Plot is the organized pattern or sequence of events in a story. Knowing this, it becomes relatively easy to visualize these events. A popular method is to use y/x where y=dramatic tension and x=time. It would be impossible to cover every visualization in one session, but by understanding the fundamental elements underlying the visual vocabulary of plot visualization we can very quickly develop our own.
EDIT: Here is the information about Kal Bashir's monomyth work that we briefly looked at. I recommend you all spend some time on his very informative (if slightly hard to navigate) website - and if really interested in going all in be sure to subscribe to his daily email! http://www.kalbashir.com/
Below is the main monomyth video similar to the first part of the one watched in class, but with more information and a very clear summary of the theory as he has updated it for modern storytelling. Great stuff!

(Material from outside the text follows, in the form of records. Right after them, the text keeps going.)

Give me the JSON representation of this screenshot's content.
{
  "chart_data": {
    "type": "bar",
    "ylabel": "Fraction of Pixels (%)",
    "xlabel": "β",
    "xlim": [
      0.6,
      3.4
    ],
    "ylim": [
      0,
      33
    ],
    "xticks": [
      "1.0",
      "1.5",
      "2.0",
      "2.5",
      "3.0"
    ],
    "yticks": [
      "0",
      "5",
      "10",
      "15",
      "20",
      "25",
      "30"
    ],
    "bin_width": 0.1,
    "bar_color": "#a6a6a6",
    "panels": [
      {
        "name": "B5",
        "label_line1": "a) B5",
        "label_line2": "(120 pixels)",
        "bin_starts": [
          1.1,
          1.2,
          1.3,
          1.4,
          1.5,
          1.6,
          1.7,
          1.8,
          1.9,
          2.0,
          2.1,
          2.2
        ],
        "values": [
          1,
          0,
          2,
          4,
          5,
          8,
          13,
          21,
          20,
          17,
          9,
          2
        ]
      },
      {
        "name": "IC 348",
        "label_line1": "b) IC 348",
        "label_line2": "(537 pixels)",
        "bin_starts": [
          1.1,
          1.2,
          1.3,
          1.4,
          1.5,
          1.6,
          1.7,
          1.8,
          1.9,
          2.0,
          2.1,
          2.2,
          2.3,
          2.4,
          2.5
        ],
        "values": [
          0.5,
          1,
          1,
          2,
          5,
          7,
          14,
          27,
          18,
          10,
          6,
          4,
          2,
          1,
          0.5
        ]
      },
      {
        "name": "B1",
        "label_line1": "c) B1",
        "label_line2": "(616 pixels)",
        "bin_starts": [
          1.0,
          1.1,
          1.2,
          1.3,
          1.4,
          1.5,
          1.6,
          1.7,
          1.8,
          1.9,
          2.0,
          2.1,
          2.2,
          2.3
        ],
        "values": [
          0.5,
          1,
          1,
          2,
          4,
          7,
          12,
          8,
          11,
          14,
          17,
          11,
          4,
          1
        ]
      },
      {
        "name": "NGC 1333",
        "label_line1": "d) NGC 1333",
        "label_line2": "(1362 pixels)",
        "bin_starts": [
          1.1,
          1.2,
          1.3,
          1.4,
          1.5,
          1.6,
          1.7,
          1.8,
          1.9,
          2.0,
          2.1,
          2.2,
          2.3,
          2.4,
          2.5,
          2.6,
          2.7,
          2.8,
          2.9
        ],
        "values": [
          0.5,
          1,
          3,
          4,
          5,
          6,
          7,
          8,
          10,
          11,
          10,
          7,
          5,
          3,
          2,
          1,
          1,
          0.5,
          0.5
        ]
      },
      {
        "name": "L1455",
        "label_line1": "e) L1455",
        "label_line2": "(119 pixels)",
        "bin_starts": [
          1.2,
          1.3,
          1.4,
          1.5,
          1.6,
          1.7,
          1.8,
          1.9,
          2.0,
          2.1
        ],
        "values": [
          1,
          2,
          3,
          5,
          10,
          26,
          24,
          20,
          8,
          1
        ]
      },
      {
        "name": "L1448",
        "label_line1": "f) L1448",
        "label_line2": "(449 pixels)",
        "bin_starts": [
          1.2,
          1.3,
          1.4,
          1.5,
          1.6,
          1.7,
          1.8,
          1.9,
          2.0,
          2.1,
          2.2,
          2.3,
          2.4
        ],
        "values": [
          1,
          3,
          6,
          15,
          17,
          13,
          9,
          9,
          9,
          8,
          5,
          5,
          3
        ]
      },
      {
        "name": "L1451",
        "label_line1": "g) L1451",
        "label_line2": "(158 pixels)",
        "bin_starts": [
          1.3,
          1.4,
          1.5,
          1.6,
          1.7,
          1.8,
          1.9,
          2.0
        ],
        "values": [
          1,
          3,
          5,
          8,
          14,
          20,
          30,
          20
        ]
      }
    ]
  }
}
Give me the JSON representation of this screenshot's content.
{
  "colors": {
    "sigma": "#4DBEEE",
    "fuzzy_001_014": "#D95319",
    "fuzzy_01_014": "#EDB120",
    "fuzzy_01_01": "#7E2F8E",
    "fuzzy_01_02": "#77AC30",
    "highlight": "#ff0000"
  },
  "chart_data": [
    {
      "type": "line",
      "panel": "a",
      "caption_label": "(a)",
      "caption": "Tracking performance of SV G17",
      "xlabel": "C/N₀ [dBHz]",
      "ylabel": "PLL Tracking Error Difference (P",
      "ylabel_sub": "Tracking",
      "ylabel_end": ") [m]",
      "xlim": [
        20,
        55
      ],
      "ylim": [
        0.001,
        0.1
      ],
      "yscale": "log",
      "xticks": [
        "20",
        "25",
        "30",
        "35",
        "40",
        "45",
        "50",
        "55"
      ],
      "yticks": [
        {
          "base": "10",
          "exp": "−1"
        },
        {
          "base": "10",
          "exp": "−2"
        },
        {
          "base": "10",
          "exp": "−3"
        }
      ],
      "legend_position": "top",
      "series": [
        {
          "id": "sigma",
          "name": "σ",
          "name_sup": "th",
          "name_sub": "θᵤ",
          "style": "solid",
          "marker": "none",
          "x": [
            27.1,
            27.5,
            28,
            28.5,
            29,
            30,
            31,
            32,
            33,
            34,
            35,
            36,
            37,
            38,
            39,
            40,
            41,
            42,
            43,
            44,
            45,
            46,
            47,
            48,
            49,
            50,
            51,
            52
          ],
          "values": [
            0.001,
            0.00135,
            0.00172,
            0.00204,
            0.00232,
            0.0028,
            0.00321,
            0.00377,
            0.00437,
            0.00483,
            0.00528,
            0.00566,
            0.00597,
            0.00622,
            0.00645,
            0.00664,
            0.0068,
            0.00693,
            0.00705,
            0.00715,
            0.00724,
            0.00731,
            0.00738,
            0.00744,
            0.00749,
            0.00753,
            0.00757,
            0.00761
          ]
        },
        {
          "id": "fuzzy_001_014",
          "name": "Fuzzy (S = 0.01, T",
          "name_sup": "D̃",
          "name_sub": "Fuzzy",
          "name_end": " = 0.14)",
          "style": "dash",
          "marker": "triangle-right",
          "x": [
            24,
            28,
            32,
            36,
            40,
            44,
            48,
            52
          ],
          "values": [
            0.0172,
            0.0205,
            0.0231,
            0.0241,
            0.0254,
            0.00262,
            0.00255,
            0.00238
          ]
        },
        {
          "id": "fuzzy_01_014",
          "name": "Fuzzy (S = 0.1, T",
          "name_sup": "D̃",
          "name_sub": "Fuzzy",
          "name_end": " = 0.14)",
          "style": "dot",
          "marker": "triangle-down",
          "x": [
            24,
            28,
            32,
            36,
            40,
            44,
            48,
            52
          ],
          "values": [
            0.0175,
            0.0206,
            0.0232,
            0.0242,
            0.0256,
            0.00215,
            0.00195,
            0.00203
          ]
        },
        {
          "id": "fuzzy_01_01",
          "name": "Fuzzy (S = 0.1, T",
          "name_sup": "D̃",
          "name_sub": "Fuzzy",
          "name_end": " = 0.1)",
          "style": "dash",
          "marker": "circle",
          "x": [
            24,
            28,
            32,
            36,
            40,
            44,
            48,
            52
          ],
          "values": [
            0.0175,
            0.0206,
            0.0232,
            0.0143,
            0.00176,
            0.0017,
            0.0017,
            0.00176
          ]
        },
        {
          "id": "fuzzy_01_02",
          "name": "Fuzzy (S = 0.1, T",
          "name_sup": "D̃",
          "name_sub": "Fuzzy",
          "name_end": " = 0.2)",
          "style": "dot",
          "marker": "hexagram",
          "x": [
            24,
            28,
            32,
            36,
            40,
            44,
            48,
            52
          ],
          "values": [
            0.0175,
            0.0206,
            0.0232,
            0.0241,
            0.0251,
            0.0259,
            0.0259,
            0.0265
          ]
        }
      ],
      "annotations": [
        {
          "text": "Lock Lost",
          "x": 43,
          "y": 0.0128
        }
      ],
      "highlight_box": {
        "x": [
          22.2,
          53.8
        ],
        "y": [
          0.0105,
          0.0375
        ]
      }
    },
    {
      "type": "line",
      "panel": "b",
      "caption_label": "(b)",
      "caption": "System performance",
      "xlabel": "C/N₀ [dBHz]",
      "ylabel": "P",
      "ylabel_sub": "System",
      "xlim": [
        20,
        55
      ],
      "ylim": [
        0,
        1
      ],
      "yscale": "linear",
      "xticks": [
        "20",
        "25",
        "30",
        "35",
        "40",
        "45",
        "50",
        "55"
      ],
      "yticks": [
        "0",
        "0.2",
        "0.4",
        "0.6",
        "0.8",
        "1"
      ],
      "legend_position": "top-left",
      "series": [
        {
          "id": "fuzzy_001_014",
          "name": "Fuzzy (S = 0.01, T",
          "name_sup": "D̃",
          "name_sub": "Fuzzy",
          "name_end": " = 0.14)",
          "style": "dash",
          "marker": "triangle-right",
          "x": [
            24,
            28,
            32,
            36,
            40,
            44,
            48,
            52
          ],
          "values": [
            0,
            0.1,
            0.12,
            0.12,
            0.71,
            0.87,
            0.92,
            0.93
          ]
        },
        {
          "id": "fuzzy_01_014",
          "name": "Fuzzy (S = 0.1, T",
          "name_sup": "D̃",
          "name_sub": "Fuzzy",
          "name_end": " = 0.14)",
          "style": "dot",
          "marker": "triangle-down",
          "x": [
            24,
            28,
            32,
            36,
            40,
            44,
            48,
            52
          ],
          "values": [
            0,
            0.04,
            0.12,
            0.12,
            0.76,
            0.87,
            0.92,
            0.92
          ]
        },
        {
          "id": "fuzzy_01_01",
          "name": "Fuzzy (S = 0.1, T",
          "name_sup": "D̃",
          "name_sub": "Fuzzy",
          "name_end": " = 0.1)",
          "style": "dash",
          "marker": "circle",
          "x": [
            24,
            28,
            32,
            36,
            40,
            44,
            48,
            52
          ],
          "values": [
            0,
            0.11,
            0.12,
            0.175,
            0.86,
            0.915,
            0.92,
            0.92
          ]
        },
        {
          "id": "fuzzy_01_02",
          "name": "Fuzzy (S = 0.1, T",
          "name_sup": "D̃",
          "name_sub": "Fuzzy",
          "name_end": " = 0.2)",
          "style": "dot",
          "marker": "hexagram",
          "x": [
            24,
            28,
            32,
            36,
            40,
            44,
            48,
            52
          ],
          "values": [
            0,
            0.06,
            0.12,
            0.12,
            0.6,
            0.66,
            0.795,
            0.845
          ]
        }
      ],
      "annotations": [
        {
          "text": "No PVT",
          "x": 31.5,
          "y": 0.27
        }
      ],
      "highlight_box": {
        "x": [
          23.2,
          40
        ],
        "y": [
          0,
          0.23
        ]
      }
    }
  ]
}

Discussed the work of Aarne-Thompson and Propp and their various Folk-tale classification systems. Check them out here:http://oaks.nvg.org/folktale-types.html - a very good summary and catalogue of the ATU system.
AND FOR FUN:
- very cool Proppian "fairy tale generator" card game! (D3 anyone?) http://www.atlas-games.com/product_tables/AG1001.php
- An interesting twist you may watch - unlike LOST where (some claimed) the flashbacks were tedious and contrived "characterization", these flashbacks are like a delicious family reunion of the characters you grew up loving and hating. http://beta.abc.go.com/shows/once-upon-a-time
We finished up Fantasy and talked in depth about the hero's journey concept and what it means. Focus on Campbell's "Hero With a Thousand Faces" and case study was "Lord of the Rings."